綴る

篠原紙工の本棚

こんにちは。前回に篠原紙工の新しい期が始まったことを綴ったのですが、今回も引き続き、ここ最近の社内の様子をご紹介。

6月7日は篠原紙工の休日でした。製造業と聞くと365日休むことなく機械を回してナンボと思いますよね。篠原紙工もかつてはもっと機械を動かしていたし、土曜日も仕事をしている時代がありました。今はワークスタイルも変化させて休むことで気持ちをリフレッシュさせることを大事にしています。余談ですが、この休日は社長と社員の間で6月は祝日がないからどこか1日休もうということになったとか。平日に休みだといつも週末に混み合う場所が入りやすかったりしていいですよね。ですが、こういう時こそいつもできないことを社内でやろうということになり、有志でオフィスにある本棚の整理をすることにしました。

オフィススペースには、ずらりと自分たちが制作した本たち佇んでいます。実は奥の倉庫にもたくさんあるのです。冊子もの、折加工の紙ものも合わせたら膨大な数です。それらをぜーんぶ表に出して、みんなで仕分けしました。どんな装丁かという仕様別ではなく、どんな依頼内容が多いかをチェックしていきました。制作の苦労話、とても良い思い出もよみがえって、喜怒哀楽の懐かしみが湧き出る時間でした。机に山積みになった本たちを見て自分たちはこれらを作り続けて生活をしているのだと思うと…。よくやってきたなとも思うし、正直なところ物量にもゾッとしました。これからどれだけ本をつくり続けることができるのだろうか、自分たちはどんな本を作り続けたいか、今後のヒントが散りばめられている風景でした。

篠原紙工に依頼される本というのは、いわゆる市場には出てない、本屋には並ばない本の制作依頼がとても多いのです。ブランドブック、個人出版本、非売品の図録、ポートフォリオ、企業の社内向け思想本、様々です。もしかしたら、だからこそ自由度が高く、デザイン的にも目を惹くものが多いのかもしれません。変形のサイズ、おそらく本屋さんでは扱いづらい形もたくさんあります。実際に自分たちのオフィスにある本棚にも収まらなく、その本の魅力も見せられず、どうしようかなと考え中です。

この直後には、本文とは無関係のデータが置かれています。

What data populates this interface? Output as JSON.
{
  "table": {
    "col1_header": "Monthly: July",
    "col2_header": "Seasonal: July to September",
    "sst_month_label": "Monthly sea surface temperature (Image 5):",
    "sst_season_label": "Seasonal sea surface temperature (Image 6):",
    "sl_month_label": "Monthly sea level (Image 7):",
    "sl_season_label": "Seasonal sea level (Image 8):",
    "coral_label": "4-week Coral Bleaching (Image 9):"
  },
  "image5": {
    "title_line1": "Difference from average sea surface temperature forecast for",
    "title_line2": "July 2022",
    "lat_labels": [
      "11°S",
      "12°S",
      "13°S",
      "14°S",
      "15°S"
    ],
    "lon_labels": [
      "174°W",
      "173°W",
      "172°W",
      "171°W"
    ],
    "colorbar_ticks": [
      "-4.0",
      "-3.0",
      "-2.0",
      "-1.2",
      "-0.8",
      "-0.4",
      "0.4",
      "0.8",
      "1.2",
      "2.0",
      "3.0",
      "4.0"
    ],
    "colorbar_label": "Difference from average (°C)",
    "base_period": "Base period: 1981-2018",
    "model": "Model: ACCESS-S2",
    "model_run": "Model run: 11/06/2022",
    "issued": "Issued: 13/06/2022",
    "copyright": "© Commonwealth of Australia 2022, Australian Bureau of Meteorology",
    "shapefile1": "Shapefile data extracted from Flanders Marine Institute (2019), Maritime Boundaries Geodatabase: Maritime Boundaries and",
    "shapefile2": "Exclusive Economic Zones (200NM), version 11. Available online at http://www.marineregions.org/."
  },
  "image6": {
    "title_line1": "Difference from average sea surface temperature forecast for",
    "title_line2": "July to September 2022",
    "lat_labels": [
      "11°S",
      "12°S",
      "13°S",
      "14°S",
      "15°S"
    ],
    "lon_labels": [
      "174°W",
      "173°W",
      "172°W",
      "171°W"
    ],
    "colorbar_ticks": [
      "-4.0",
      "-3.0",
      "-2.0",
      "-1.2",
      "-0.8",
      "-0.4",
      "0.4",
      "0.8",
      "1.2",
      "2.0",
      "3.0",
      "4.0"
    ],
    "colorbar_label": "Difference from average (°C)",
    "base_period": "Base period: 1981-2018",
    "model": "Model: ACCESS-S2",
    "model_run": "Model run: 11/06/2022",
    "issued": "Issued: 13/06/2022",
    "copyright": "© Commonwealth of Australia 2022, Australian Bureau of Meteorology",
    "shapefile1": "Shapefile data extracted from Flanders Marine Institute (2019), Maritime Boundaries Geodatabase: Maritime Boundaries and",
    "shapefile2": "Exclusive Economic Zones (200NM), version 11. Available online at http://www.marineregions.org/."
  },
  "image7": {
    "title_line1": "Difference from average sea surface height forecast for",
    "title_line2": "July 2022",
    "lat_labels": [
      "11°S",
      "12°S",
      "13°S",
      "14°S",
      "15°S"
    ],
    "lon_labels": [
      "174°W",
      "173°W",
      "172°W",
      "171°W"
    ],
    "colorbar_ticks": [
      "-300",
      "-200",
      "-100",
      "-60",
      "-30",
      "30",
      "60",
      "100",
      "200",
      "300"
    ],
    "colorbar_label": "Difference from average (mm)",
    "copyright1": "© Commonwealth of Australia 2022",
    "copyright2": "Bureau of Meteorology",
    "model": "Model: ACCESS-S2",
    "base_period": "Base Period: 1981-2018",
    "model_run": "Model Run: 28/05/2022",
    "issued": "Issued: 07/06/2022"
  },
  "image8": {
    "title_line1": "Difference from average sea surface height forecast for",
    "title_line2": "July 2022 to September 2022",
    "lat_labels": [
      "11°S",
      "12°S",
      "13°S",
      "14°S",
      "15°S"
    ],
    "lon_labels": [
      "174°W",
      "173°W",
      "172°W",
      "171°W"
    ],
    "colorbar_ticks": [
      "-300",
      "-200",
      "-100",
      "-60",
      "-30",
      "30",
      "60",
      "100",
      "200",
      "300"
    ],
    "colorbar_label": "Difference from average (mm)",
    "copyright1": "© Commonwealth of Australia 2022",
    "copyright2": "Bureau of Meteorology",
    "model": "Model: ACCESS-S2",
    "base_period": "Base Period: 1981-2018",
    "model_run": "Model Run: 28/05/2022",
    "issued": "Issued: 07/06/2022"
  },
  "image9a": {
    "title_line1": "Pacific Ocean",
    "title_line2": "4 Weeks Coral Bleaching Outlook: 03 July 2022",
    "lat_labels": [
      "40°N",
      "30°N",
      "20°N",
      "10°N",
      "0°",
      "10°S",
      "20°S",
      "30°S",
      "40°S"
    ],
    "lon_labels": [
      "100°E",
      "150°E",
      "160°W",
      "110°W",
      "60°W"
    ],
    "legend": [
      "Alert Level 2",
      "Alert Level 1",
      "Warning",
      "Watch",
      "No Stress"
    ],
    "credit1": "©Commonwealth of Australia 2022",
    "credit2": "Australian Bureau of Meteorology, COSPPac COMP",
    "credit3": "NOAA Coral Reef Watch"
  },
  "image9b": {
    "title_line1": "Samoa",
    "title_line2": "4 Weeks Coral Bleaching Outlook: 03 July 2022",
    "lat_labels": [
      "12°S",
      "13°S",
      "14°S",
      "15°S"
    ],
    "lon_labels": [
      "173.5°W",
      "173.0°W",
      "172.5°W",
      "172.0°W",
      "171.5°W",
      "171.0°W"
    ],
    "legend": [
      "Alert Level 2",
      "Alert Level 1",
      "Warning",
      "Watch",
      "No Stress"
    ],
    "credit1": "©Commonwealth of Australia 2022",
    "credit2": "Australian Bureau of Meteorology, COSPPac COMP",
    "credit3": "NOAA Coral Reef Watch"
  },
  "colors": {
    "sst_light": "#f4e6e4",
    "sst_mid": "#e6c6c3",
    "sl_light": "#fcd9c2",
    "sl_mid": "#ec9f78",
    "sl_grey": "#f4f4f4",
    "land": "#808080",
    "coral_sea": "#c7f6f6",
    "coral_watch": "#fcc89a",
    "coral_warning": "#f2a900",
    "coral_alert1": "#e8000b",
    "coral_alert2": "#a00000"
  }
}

今回の本の整理の中で、感謝を込めてサヨナラをした本や冊子たちもいっぱいいます。かつては頻繁に見本として紹介していたけれど、もう出番が少なくなった、または機械の関係上社内ではもう制作できなくなったなど理由は様々です。数々の依頼の中には篠原紙工が中間位置で、依頼相手の顔が見えないままつくるものもあります。やはりそれらの本は時間の経過と共に記憶から薄くなり思い返しても「誰からの、何の案件だったっけ…」というふうになってしまいがちです。どれも大事な仕事うちの一つですが、今の私たちとしては、もっとダイレクトな仕事がしたいというのが理想。

あるメンバーが「10年後も残しておきたい、そんな本をもっと増やしたいね。」と言っていました。10年後も残しておきたい本というのは、そこにどれだけ自分たちのエネルギーをのせられたか、依頼してくれたお客さまや協力会社の方々とどんな関係性が生まれたか、喜びがあったか、やはりそれらの部分がとても大切なのです。

本棚に改めて整理された本たちの表情は活き活きしていて、次の打ち合わせでアイデアの源として選ばれるの待ち構えているようです。篠原紙工でつくった本は制作して終わり、ではなくオフィスの本棚に並ぶことでまた次の誰かのアイデアのヒントにもなっていると思います。これも小さな循環といえますでしょうか。